I’ll try to summarize:
Should we chase down members we’ve lost to find out if something we could have done differently would have saved their membership?
Should we just let them go and focus on those we still have instead?
Here’s what I’d call a Great Idea: why not implement an Exit Interview for members that don’t renew?
When I’ve left certain employers in the past, I’ve participated in an Exit Interview, conducted as the very last thing before I walked out the door. It was an opportunity to bring closure to my tenure at the company, to make suggestions for things I saw that could have been improved, and to thank those who provided me the opportunities that had helped me grow.
When conducted properly, valuable information can be exchanged in such a conversation.
Don’t tell me associations can’t chase down non-renewals to have such a conversation. Pah-lease. If you’re not able to do that, you’re doing something very, very wrong and should have your answer for their non-renewal right there.
What’s the angle for alearning professionals? Why not take the bull by the horns and contact those lagging members yourself? If you’re in a huge organization and those numbers are in the hundreds each month, then select a relative sampling. But even thirty lapses a month can be tackled by making one call a day (and doubling up a couple of days for February).
Create your own exit interview. Plan your questions ahead of time, but be flexible during the conversation so you can follow their lead. Let them know what you’re up to at the start of the call so they won’t wonder about the purpose of your call.
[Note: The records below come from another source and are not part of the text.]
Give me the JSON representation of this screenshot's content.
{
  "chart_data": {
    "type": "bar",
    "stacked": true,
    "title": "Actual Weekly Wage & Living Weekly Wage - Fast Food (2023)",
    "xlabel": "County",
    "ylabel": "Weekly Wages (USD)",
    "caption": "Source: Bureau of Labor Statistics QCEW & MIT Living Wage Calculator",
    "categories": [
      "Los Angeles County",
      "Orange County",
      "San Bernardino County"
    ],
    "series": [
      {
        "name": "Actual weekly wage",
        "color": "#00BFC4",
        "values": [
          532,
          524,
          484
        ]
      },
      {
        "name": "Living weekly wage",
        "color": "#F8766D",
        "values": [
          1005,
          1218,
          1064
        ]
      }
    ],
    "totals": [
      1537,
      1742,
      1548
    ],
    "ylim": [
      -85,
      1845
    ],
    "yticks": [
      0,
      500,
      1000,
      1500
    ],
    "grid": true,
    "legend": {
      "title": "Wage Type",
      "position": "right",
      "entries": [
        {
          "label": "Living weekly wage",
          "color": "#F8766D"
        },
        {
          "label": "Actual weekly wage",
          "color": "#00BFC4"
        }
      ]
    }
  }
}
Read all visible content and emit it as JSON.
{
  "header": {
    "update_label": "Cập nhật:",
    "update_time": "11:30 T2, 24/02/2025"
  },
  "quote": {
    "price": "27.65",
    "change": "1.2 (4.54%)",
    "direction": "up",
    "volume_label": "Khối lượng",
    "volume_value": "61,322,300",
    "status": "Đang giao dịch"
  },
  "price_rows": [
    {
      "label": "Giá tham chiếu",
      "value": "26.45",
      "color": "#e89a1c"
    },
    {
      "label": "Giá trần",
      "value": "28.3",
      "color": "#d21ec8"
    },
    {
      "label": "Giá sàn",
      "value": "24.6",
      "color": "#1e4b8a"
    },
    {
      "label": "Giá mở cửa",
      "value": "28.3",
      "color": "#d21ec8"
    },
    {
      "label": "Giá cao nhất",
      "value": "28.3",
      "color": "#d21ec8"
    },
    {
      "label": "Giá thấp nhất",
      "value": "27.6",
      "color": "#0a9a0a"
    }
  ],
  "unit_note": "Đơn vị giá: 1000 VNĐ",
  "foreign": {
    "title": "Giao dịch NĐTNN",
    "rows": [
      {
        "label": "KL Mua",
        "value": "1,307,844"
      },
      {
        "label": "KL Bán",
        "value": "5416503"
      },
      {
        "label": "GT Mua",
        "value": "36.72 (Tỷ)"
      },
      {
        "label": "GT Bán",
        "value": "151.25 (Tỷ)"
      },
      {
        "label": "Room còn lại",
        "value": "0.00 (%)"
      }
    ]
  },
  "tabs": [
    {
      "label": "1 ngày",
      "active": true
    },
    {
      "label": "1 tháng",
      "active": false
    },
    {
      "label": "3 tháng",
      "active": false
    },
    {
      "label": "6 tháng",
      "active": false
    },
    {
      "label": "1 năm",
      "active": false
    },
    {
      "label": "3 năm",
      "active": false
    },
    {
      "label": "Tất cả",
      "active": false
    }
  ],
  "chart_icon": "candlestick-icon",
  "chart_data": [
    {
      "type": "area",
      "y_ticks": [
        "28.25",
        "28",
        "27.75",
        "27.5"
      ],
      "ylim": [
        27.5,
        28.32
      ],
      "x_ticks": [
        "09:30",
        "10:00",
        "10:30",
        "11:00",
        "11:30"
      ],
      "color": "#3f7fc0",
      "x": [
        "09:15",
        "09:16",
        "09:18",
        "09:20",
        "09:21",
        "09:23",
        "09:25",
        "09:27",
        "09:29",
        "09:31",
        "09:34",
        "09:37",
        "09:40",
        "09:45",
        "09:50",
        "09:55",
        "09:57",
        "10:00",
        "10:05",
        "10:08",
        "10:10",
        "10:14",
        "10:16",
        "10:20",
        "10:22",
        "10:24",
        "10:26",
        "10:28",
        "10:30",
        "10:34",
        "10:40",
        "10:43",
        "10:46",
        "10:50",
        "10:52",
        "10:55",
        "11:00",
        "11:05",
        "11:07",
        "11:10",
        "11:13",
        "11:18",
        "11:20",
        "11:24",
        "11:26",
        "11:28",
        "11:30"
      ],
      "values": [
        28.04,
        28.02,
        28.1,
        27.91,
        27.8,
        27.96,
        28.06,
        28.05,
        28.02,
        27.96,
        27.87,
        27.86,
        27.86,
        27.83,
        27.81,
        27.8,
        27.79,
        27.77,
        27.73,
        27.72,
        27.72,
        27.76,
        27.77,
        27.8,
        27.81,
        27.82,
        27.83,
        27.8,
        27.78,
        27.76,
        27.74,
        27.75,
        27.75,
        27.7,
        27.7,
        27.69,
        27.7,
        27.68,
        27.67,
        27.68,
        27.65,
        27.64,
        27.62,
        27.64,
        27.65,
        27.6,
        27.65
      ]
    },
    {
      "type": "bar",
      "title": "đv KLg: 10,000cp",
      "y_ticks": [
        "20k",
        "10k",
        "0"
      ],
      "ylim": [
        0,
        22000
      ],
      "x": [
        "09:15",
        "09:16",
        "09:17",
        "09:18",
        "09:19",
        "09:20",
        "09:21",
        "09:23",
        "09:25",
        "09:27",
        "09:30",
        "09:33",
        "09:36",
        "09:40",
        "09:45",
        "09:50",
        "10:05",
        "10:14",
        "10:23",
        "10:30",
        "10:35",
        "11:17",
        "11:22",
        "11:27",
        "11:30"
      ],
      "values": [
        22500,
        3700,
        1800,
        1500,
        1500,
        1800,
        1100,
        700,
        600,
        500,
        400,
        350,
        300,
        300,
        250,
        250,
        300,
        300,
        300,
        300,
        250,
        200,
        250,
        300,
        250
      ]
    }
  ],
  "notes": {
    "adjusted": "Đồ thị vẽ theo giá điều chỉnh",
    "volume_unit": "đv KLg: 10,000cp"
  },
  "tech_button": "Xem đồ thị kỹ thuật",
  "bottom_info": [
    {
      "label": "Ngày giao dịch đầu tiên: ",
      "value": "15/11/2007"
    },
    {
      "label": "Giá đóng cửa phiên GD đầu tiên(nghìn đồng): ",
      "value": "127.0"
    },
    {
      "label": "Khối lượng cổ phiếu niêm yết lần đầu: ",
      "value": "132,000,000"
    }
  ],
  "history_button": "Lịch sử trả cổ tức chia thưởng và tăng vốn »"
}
Check their membership records to see what educational programs they have attended, what products or services they have purchased. Find out if they’ve contributed to your association’s publications, blogs, or have volunteered in other ways.
Even though you have this background information in front of you, don’t refer to it.
Instead, ask them if the ever attended a face-to-face educational program or took an online course. If not, why not? If they say they didn’t, but you have records showing otherwise, be careful not to contradict them; you’ve already learned something: they didn’t have a memorable experience, or they didn’t remember it was an event your association held, which is also revealing.
Ask them if your educational offerings had anything to do with their decision to not renew.
Ask them if the cost of attending your educational events has become prohibitive.
Ask them if the content has become predictable or otherwise unappealing.
Ask them if they could make one suggestion regarding your association’s educational programs that could have made the difference about their renewal — or something you might implement in the future that could attract them back — what would it be?
Ask them if they’d be interested in attending any of your programs as a guest rather than as a member. Don’t be shocked. What you want to find out is if they’d like to continue to attend your programs — or attend something for the first time — by paying a non-member fee, rather than paying dues in addition to paying the fee.
You might find that some of those nonrenewals still want to be connected, still want to attend, but are seeking more frugal ways to do it.
Help them find those ways.
Without an Exit Interview, you won’t know which nonrenewals those might be, and which ones should be kept on your mailing list for non-member invitations.
Who knows? Maybe someday they’ll become dues-paying members again. And you’ll already have a relationship with them when that day comes. All because you gave them a call for an Exit Interview.